During all of this, President Biden nominated the first Black woman to the United States Supreme Court, a Black woman to the DC Circuit Court of Appeals, and 26 other Black women to various federal courts, more than the combined total of all previous Presidents.

President Biden continued working, away from public view, to help get the final two corners of his foundation solidified, and on August 9, he signed the CHIPS and Science Act into law. This third corner of his platform restores America’s standing as a global science and technology leader by providing the resources and tools needed to make more products like semiconductor chips here at home. It will create good-paying jobs, invest in building a more diverse workforce, and bolster our supply chains.

The fourth and final corner of the Biden platform, the Inflation Reduction Act, passed the Congress with every Democrat voting for it, and every Republican voting against it. Under this new law, signed by President Biden on August 16, Medicare recipients will see their out-of-pocket prescription drugs capped at $2,000 annually and their cost of insulin capped at $35 monthly. It reduces the cost of health care for 13 million Americans by extending the Affordable Care Act subsidies for more than three years with an average savings of $800 per year. The new law includes provisions to increase taxes on corporations, address climate change, and decrease the prices of prescription drugs.

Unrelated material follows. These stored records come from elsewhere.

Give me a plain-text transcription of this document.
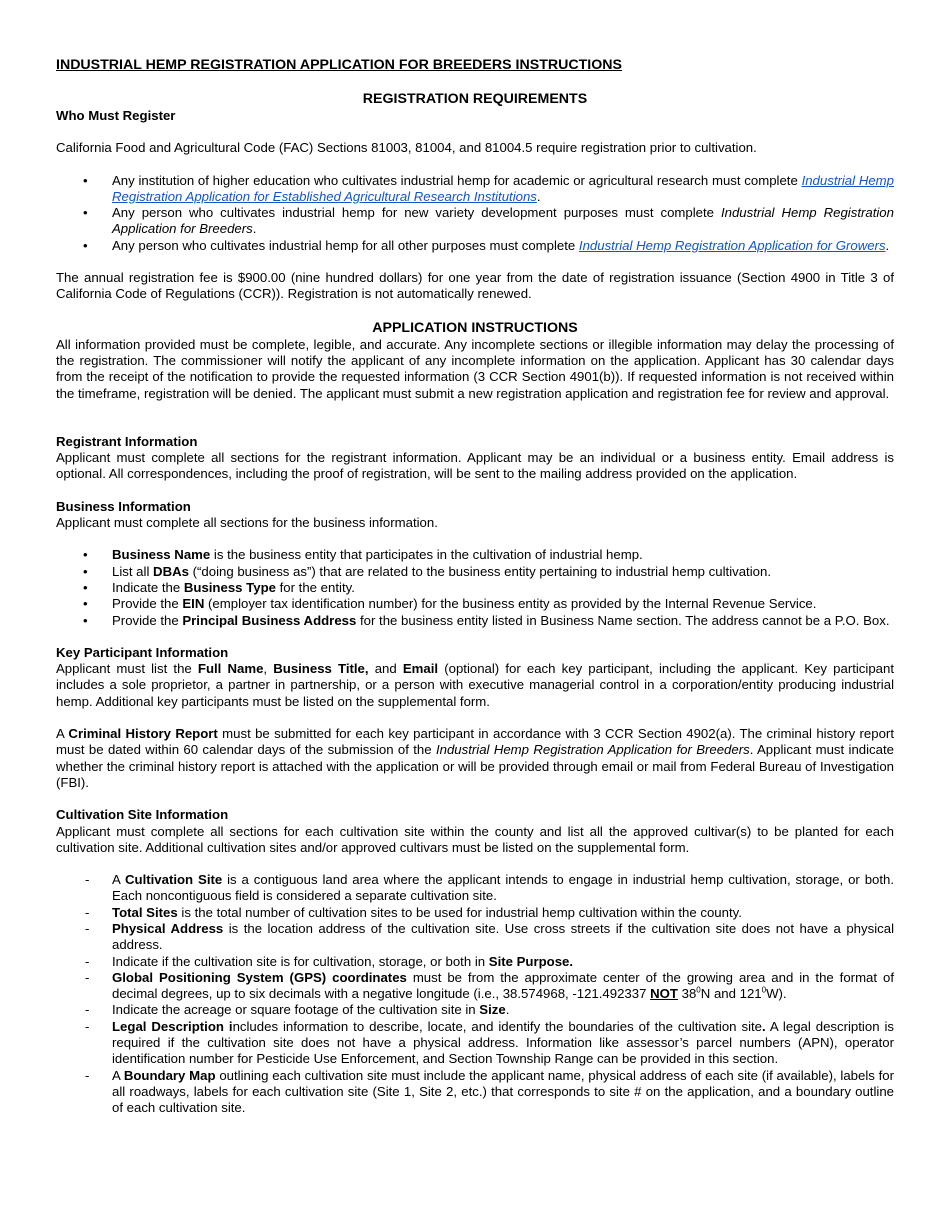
INDUSTRIAL HEMP REGISTRATION APPLICATION FOR BREEDERS INSTRUCTIONS
REGISTRATION REQUIREMENTS
Who Must Register

California Food and Agricultural Code (FAC) Sections 81003, 81004, and 81004.5 require registration prior to cultivation.

• Any institution of higher education who cultivates industrial hemp for academic or agricultural research must complete Industrial Hemp Registration Application for Established Agricultural Research Institutions.
• Any person who cultivates industrial hemp for new variety development purposes must complete Industrial Hemp Registration Application for Breeders.
• Any person who cultivates industrial hemp for all other purposes must complete Industrial Hemp Registration Application for Growers.

The annual registration fee is $900.00 (nine hundred dollars) for one year from the date of registration issuance (Section 4900 in Title 3 of California Code of Regulations (CCR)). Registration is not automatically renewed.

APPLICATION INSTRUCTIONS

All information provided must be complete, legible, and accurate. Any incomplete sections or illegible information may delay the processing of the registration. The commissioner will notify the applicant of any incomplete information on the application. Applicant has 30 calendar days from the receipt of the notification to provide the requested information (3 CCR Section 4901(b)). If requested information is not received within the timeframe, registration will be denied. The applicant must submit a new registration application and registration fee for review and approval.

Registrant Information

Applicant must complete all sections for the registrant information. Applicant may be an individual or a business entity. Email address is optional. All correspondences, including the proof of registration, will be sent to the mailing address provided on the application.

Business Information

Applicant must complete all sections for the business information.

• Business Name is the business entity that participates in the cultivation of industrial hemp.
• List all DBAs (“doing business as”) that are related to the business entity pertaining to industrial hemp cultivation.
• Indicate the Business Type for the entity.
• Provide the EIN (employer tax identification number) for the business entity as provided by the Internal Revenue Service.
• Provide the Principal Business Address for the business entity listed in Business Name section. The address cannot be a P.O. Box.
Key Participant Information

Applicant must list the Full Name, Business Title, and Email (optional) for each key participant, including the applicant. Key participant includes a sole proprietor, a partner in partnership, or a person with executive managerial control in a corporation/entity producing industrial hemp. Additional key participants must be listed on the supplemental form.

A Criminal History Report must be submitted for each key participant in accordance with 3 CCR Section 4902(a). The criminal history report must be dated within 60 calendar days of the submission of the Industrial Hemp Registration Application for Breeders. Applicant must indicate whether the criminal history report is attached with the application or will be provided through email or mail from Federal Bureau of Investigation (FBI).

Cultivation Site Information

Applicant must complete all sections for each cultivation site within the county and list all the approved cultivar(s) to be planted for each cultivation site. Additional cultivation sites and/or approved cultivars must be listed on the supplemental form.

- A Cultivation Site is a contiguous land area where the applicant intends to engage in industrial hemp cultivation, storage, or both. Each noncontiguous field is considered a separate cultivation site.
- Total Sites is the total number of cultivation sites to be used for industrial hemp cultivation within the county.
- Physical Address is the location address of the cultivation site. Use cross streets if the cultivation site does not have a physical address.
- Indicate if the cultivation site is for cultivation, storage, or both in Site Purpose.
- Global Positioning System (GPS) coordinates must be from the approximate center of the growing area and in the format of decimal degrees, up to six decimals with a negative longitude (i.e., 38.574968, -121.492337 NOT $38^0N$ and $121^0W$).
- Indicate the acreage or square footage of the cultivation site in Size.
- Legal Description includes information to describe, locate, and identify the boundaries of the cultivation site. A legal description is required if the cultivation site does not have a physical address. Information like assessor’s parcel numbers (APN), operator identification number for Pesticide Use Enforcement, and Section Township Range can be provided in this section.
- A Boundary Map outlining each cultivation site must include the applicant name, physical address of each site (if available), labels for all roadways, labels for each cultivation site (Site 1, Site 2, etc.) that corresponds to site # on the application, and a boundary outline of each cultivation site.
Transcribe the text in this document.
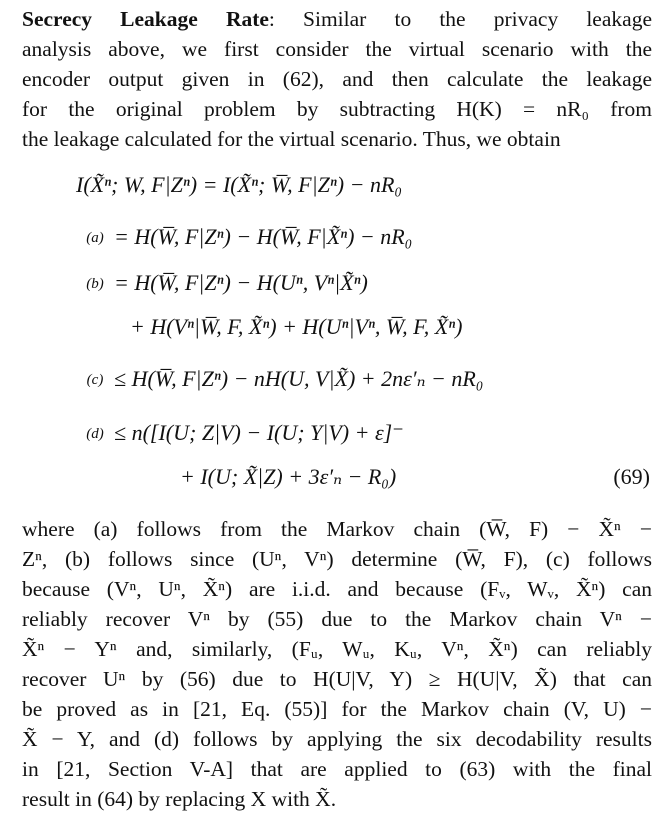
Secrecy Leakage Rate: Similar to the privacy leakage
analysis above, we first consider the virtual scenario with the
encoder output given in (62), and then calculate the leakage
for the original problem by subtracting H(K) = nR₀ from
the leakage calculated for the virtual scenario. Thus, we obtain
I(X̃ⁿ; W, F|Zⁿ) = I(X̃ⁿ; W̅, F|Zⁿ) − nR₀
(a) = H(W̅, F|Zⁿ) − H(W̅, F|X̃ⁿ) − nR₀
(b) = H(W̅, F|Zⁿ) − H(Uⁿ, Vⁿ|X̃ⁿ)
+ H(Vⁿ|W̅, F, X̃ⁿ) + H(Uⁿ|Vⁿ, W̅, F, X̃ⁿ)
(c) ≤ H(W̅, F|Zⁿ) − nH(U, V|X̃) + 2nε′ₙ − nR₀
(d) ≤ n([I(U; Z|V) − I(U; Y|V) + ε]⁻
+ I(U; X̃|Z) + 3ε′ₙ − R₀)	(69)
where (a) follows from the Markov chain (W̅, F) − X̃ⁿ −
Zⁿ, (b) follows since (Uⁿ, Vⁿ) determine (W̅, F), (c) follows
because (Vⁿ, Uⁿ, X̃ⁿ) are i.i.d. and because (Fᵥ, Wᵥ, X̃ⁿ) can
reliably recover Vⁿ by (55) due to the Markov chain Vⁿ −
X̃ⁿ − Yⁿ and, similarly, (Fᵤ, Wᵤ, Kᵤ, Vⁿ, X̃ⁿ) can reliably
recover Uⁿ by (56) due to H(U|V, Y) ≥ H(U|V, X̃) that can
be proved as in [21, Eq. (55)] for the Markov chain (V, U) −
X̃ − Y, and (d) follows by applying the six decodability results
in [21, Section V-A] that are applied to (63) with the final
result in (64) by replacing X with X̃.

The IRA will help cut climate pollution by 40 percent by 2030, while building a new, clean energy economy and creating nine million new jobs. It invests in environmental justice by cleaning up legacy pollution most often found in communities of color and provides tax credits to ensure nuclear energy producers can continue to provide clean energy for consumers. The IRA will require corporations to pay a minimum tax of 15 percent and reduce the deficit by $300 billion over the next decade.

Incentive to progress

As Mr. Luce warns us, “complacency is misplaced.” Voters should see this “good political system in good working order” as motivation to go to the polls to support more positive progress. President Biden is finally getting some of the credit he is due. And, he and my fellow Democrats will continue putting the American people over partisan politics.